Der Autor und Publizist Alfred Andersch hat seine Vita geschönt. Im Zusammenhang mit seiner Wehrmachtsangehörigkeit hat er nach 1945 mehr verschleiert, als man bisher annahm. Vor zehn Jahren bereits hatte der Schriftsteller W. G. Sebald den Literaten Andersch deshalb heftig attackiert. Die Literaturwissenschaftler Jörg Döring und Rolf Seubert von der Universität Siegen bei der Deutschen Dienststelle in Berlin Belege gefunden, die Sebalds damals stark umstrittene Anschuldigungen bestätigen.

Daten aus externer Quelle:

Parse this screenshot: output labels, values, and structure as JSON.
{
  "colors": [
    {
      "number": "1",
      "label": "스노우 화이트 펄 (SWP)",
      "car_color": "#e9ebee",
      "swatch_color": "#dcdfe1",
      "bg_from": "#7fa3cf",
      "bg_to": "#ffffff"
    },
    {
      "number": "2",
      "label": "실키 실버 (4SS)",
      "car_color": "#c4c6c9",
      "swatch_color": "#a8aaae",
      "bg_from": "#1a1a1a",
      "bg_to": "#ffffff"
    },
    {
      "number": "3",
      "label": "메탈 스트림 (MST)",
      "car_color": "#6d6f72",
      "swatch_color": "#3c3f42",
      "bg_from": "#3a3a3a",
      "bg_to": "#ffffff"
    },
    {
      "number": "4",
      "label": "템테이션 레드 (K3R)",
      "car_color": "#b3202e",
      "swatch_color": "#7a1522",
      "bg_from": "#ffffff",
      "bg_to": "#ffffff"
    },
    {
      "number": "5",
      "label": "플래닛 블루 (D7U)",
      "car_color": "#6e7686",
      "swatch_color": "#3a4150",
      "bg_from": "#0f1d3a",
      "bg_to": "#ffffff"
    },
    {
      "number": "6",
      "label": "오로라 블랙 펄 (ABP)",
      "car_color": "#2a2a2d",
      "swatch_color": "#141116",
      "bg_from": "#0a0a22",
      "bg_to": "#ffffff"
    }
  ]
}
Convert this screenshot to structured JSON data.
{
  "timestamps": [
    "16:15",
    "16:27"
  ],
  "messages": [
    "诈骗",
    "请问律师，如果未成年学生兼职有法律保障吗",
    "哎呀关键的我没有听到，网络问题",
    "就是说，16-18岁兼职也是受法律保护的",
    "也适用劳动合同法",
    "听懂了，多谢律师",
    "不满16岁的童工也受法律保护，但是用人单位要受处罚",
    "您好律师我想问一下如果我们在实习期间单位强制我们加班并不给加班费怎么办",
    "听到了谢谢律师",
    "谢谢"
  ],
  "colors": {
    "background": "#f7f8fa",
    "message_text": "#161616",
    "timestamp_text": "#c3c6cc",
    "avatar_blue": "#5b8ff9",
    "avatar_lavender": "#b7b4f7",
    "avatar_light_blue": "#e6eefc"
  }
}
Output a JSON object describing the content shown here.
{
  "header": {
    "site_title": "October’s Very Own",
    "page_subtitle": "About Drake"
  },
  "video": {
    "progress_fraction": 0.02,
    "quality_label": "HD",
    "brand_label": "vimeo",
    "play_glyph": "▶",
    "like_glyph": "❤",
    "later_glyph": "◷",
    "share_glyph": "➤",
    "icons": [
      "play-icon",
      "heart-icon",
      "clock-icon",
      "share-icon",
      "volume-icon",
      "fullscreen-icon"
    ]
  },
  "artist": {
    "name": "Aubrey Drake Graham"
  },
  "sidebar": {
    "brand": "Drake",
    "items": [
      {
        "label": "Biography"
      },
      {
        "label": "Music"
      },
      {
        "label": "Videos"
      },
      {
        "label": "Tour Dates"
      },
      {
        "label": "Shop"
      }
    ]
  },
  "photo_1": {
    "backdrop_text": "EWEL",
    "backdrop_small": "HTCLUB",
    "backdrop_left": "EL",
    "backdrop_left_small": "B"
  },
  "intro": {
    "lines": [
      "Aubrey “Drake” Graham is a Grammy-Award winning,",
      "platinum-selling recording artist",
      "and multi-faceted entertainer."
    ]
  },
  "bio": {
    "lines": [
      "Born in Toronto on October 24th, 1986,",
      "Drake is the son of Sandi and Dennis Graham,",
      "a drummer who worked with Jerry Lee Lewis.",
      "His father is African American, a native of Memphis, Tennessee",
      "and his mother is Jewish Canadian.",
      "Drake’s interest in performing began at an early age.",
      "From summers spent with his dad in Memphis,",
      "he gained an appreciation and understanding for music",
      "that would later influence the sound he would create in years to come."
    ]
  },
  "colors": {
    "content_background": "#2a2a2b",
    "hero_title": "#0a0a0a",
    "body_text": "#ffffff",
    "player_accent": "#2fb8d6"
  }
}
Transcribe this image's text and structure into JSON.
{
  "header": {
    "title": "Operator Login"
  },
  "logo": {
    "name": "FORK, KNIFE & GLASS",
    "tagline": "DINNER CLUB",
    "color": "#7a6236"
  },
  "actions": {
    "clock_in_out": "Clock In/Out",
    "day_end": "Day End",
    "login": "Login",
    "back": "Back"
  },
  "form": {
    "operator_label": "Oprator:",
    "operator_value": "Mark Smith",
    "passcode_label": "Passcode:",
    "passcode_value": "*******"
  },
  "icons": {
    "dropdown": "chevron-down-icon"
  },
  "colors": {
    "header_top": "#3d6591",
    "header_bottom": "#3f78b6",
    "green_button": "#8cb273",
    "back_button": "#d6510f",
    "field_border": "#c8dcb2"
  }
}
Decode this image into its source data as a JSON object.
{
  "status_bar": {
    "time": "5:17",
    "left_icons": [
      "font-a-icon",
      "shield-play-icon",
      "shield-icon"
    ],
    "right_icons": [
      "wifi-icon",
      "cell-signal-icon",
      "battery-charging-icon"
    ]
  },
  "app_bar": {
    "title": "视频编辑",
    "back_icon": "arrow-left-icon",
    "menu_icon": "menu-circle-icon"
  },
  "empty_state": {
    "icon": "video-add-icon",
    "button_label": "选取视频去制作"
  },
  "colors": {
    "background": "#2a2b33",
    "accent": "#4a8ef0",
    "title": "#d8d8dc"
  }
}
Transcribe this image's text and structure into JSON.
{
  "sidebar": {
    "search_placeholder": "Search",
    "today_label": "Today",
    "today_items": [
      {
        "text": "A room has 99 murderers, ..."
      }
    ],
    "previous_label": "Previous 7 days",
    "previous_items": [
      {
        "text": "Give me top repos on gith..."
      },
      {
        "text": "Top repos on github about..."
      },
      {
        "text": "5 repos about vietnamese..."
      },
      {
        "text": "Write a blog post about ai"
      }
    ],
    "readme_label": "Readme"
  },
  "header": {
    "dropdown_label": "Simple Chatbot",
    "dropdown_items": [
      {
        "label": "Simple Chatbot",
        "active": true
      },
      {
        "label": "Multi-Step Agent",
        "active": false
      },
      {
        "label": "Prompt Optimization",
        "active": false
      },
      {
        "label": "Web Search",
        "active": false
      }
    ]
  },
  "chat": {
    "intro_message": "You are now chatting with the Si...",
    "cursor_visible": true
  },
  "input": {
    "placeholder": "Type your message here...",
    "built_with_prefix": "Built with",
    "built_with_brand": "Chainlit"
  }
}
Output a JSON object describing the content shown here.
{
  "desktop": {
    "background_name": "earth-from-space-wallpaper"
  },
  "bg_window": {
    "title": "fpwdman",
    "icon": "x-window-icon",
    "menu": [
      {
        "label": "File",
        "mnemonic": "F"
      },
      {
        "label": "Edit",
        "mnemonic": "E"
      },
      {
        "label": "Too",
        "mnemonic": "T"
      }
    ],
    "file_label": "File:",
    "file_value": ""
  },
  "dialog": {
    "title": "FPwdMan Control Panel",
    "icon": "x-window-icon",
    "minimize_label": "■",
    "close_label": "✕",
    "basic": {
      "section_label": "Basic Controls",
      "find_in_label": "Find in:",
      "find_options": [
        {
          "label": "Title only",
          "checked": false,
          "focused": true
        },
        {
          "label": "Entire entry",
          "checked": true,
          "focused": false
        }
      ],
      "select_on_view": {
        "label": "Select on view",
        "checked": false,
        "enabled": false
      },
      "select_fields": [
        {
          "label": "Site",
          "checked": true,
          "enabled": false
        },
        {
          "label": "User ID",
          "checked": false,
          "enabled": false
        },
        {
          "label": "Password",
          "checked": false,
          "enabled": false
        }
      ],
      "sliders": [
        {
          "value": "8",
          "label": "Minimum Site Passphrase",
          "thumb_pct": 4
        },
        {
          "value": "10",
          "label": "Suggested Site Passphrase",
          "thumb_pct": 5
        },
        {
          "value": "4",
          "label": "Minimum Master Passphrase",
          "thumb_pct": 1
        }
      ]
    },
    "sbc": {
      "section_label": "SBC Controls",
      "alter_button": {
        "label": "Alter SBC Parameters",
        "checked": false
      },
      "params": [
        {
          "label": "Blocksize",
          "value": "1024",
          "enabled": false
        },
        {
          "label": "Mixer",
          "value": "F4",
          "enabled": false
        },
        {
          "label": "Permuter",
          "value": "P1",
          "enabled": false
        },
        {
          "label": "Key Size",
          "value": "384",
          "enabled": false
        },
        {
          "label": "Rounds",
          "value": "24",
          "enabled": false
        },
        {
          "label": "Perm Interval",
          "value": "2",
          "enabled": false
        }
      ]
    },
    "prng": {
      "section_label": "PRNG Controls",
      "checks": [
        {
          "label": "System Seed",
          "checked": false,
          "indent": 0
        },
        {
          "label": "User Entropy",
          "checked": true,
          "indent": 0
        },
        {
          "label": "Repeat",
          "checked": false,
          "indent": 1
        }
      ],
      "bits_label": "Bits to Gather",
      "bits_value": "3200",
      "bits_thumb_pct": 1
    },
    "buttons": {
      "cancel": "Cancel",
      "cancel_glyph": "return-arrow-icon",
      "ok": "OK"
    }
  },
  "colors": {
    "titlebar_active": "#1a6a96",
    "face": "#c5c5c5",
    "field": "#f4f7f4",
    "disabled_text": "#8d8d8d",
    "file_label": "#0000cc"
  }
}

Der Literaturwissenschaftler Jörg Döring im Gespräch mit Rainer Berthold Schossig | 05.08.2008
    Rainer Berthold Schossig: Frage an Jörg Döring: Ihr Aufsatz, in dem dies dargelegt ist, wird Mitte September in der "Zeitschrift für Literaturwissenschaft und Linguistik" im Metzler-Verlag erscheinen. Sahen Sie denn Gründe, an einer Wahrheitstreue von Anderschs Autobiografie zu zweifeln?

    Jörg Döring: Es gab nicht unbedingt Gründe an der Wahrheitsgemäßheit der Biografie Anderschs zu zweifeln, allerdings sind die wirklich substanziellen biografischen Recherchen zu Andersch schon etliche Jahre alt. Und uns hat gestört, dass die Vorwürfe von W. G. Sebald von der Germanistik mit einer gewissen Kaltschnäuzigkeit zurückgewiesen wurden. Sebald wurde gewissermaßen in den Einführungskurs Literaturwissenschaft zurückversetzt mit dem Hinweis, man darf Leben und Werk nicht miteinander engführen. Das Leben eines Autors ist das Eine, die Bedeutung seines Werkes das Andere. Das kann man sicher so stehen lassen. Auf der anderen Seite gehört es auch zum literaturwissenschaftlichen Geschäft, obwohl das manchmal vergessen wird, die Akten zu prüfen. Und wir hatten Gründe dafür, noch mal die Wehrmachtsgeschichte von Alfred Andersch nachzurecherchieren. Nicht zuletzt deshalb, weil mittlerweile durch die Familie von Alfred Andersch der Zugang zum Nachlass, zu den nachgelassenen Materialien Alfred Anderschs ziemlich restriktiv gehandhabt wird. Man kriegt aber auch jenseits vom Nachlass noch einiges raus und dieser Dokumentenfund in der Deutschen Dienststelle ist eines der Ergebnisse unserer Recherchen.

    Schossig: Da geht es um die jüdische Herkunft von Anderschs Ehefrau Angelika. Und Sebald hatte ihm, Andersch, posthum vorgeworfen, von dieser Herkunft einen strategischen Gebrauch gemacht zu haben, wie er sich ausdrückte. Sie haben nun, könnte man vielleicht sagen, eine Art Doppelstrategiegebrauch Anderschs festgestellt. Wie hat das ausgesehen?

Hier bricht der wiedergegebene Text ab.